Sensitivities and capacities
The sensitivities are based on Yara's capacities as stated in the capacity table below, assuming a 95% utilization. Sensitivities assume stable value-added margins and no inter-correlation between factors. EPS sensitivities are based on 254.7 million shares and assume 25% marginal tax rate on underlying business.
CAN sensitivities include fertilizer nitrate capacity and NPK capacity converted into CAN equivalents.
The currency sensitivities assume that revenues and raw material costs are USD-driven while fixed costs are exposed to local currencies at the locations where we operate.
The European and North American hub gas sensitivities are based on our gas consumption in Europe and North America linked to hub pricing.

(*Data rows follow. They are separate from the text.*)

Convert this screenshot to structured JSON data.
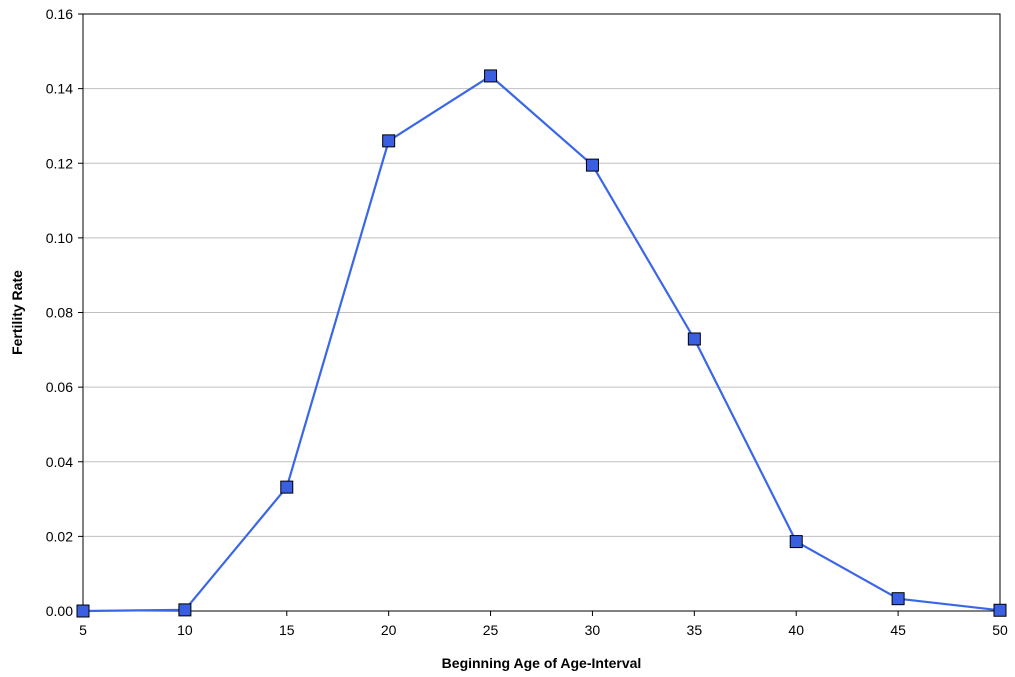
{
  "chart_data": {
    "type": "line",
    "title": "",
    "xlabel": "Beginning Age of Age-Interval",
    "ylabel": "Fertility Rate",
    "x": [
      5,
      10,
      15,
      20,
      25,
      30,
      35,
      40,
      45,
      50
    ],
    "x_tick_labels": [
      "5",
      "10",
      "15",
      "20",
      "25",
      "30",
      "35",
      "40",
      "45",
      "50"
    ],
    "y_tick_values": [
      0,
      0.02,
      0.04,
      0.06,
      0.08,
      0.1,
      0.12,
      0.14,
      0.16
    ],
    "y_tick_labels": [
      "0.00",
      "0.02",
      "0.04",
      "0.06",
      "0.08",
      "0.10",
      "0.12",
      "0.14",
      "0.16"
    ],
    "series": [
      {
        "values": [
          0.0,
          0.0003,
          0.0332,
          0.126,
          0.1434,
          0.1195,
          0.0729,
          0.0186,
          0.0033,
          0.0002
        ]
      }
    ],
    "xlim": [
      5,
      50
    ],
    "ylim": [
      0,
      0.16
    ],
    "grid": "horizontal",
    "legend": "none",
    "colors": {
      "line": "#3a66e8",
      "marker_fill": "#3a5fe0",
      "marker_stroke": "#000000",
      "grid": "#c0c0c0",
      "axis": "#000000"
    }
  }
}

Last updated 8 February 2022
|USD million||USD million||USD|
|Urea sensitivity +10 USD/t||44||44||0.13|
|…of which pure Urea||38||38||0.11|
|…of which UAN||6||6||0.02|
|Nitrate sensitivity CAN +10 USD/t||103||103||0.30|
|…of which pure Nitrates||65||65||0.19|
|…of which NPKs||38||38||0.11|
|Hub gas Europe + 0.1 USD/MMBtu||-16||-16||-0.05|
|Hub gas North Am + 0.1 USD/MMBtu||-4.0||-4.0||-0.01|
|Ammonia + 10 USD/t||8||8||0.02|
NOK appreciation versus USD
BRL appreciation versus USD
How to use the sensitivities
The sensitivities are based on Yara's capacity and a utilization of 95%. If sales differ from this assumption, the estimated effects using the sensitivities can be misleading. This is especially relevant when using the sensitivities on quarters when sales volumes, for various reasons, could differ from both actual production and the stated capacity. A number of other factors such as developments in sales volumes, realized prices or margins may lead to deviations between the effect estimated by using the sensitivities and actual financial results. Yara does not provide guidance on total financial results.
Sensitivities do not include the NPK premium. Yara's compound NPKs are typically sold at a premium above commodity blend values. However, estimating the short-term financial impact from the NPK premium can be misleading, especially for individual quarters. There are also limited market reference prices for compound NPKs available.
Sensitivities also do not include our phosphate upgrading activities. We upgrade phosphate rock into NPK, which depending on the price development of both DAP as the finished product and phosphate rock and ammonia as the key raw materials, can generate significant value. This upgrading activity is not included in any of the sensitivities but can be estimated by looking at upgrading margins in the phosphate value chain.
There is an average time lag of approximately one to two months before changes in spot gas prices affect our margins. Time lags for other prices can vary between products, geographies and through the season.